Gdy już pomiar zostanie dokonany, należy jasno sprecyzować sobie cel do osiągnięcia. Na przykład, jeśli z testów wyjdzie, że jesteśmy zbyt krytycznie nastawieni wobec innych, możemy wyznaczyć cel taki oto: w ciągu najbliższego miesiąca przyjmę bardziej otwartą postawę w trakcie narad, pozwolę innym wypowiadać swoje myśli do końca, a także zacznę podkreślać wkład innych w obrady, zamiast od razu dyskredytować wszystkie czynione przez nich uwagi. Jeśli chcemy stać się bardziej empatyczni, możemy zacząć starać się rozumieć, co ludzie czują i przez najbliższy miesiąc wsłuchiwać się w ich słowa na naradach, próbować weryfikować swoją interpretację ich odczuć, streszczając własnymi słowami to, co zrozumieliśmy z ich wypowiedzi.
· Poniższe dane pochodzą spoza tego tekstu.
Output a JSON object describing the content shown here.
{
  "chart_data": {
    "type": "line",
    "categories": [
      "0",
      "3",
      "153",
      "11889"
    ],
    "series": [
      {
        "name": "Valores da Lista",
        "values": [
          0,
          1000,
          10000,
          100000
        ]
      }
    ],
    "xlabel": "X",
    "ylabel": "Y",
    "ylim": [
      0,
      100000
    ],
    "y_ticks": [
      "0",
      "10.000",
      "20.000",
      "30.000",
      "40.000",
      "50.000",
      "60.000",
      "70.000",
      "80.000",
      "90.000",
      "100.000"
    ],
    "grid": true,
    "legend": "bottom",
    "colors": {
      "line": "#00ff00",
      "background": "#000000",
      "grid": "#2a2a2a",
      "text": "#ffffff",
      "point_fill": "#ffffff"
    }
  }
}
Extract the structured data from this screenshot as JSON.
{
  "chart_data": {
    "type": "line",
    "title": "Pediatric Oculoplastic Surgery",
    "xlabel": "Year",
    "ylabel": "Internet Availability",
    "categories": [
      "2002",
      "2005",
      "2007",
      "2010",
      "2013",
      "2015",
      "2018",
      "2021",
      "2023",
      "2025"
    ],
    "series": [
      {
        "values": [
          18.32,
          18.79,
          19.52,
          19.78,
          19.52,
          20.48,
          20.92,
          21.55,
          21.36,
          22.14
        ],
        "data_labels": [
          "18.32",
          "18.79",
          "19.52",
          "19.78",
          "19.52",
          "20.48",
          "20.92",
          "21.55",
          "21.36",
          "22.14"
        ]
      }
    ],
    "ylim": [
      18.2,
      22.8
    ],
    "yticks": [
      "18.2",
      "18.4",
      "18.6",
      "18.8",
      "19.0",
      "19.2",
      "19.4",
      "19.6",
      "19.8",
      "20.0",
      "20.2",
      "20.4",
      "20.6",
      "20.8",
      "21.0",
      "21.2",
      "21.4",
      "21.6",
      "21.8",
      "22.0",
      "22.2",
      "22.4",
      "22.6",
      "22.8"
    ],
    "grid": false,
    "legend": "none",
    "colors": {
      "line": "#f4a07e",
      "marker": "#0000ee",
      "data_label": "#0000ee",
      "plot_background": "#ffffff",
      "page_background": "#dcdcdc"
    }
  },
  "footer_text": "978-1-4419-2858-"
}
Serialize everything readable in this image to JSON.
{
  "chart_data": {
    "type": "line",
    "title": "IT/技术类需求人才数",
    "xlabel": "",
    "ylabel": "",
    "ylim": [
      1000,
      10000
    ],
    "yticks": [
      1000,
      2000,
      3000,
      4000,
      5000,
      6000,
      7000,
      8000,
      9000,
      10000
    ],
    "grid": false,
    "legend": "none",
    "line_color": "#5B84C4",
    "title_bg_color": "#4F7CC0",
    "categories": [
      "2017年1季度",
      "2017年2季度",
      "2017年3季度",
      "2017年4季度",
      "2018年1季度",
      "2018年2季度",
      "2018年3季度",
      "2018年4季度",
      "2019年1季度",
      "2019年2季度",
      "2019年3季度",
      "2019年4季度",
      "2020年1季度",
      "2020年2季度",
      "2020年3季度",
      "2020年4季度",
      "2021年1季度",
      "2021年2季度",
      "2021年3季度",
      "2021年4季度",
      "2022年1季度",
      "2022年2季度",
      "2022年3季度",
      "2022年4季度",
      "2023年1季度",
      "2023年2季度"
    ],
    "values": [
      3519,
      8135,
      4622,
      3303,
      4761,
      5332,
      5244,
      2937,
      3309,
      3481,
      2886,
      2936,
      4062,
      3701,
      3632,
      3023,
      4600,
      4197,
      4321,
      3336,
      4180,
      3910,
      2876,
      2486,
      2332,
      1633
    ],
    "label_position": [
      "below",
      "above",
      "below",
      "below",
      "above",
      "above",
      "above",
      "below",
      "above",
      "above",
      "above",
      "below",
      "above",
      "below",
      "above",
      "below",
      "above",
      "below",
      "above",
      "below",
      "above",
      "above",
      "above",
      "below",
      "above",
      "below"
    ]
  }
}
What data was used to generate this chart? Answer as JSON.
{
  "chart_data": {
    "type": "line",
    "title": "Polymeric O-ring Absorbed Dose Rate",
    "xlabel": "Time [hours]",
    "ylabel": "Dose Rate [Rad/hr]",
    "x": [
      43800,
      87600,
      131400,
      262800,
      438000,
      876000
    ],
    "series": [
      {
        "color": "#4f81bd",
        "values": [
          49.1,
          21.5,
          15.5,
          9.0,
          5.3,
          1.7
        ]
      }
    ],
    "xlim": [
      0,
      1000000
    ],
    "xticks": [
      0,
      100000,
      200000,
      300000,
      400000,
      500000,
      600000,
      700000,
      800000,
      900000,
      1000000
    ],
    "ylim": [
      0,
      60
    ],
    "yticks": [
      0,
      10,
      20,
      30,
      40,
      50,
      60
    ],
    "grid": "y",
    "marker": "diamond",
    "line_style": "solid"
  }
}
Innym sposobem poprawy IE jest tzw. modelowanie zachowań. Polega to na tym, że "kursanci" oglądają materiały wideo przedstawiające rozmaite sytuacje, np. szefową w umiejętny sposób informującą pracownika o zwolnieniu go z pracy. Materiał taki prezentowany jest wielokrotnie, a oglądający go starają się dociec, z czego wynika skuteczność sfilmowanego postępowania. Następnie proszeni są o naśladowanie owego modelowego zachowania i wszyscy nawzajem komentują swoje "wystąpienia". Trwa to wszystko, dopóki właściwe umiejętności nie zostaną gruntownie wytrenowane, po czym "kursanci" ruszają w świat, by przetestować je w praktyce.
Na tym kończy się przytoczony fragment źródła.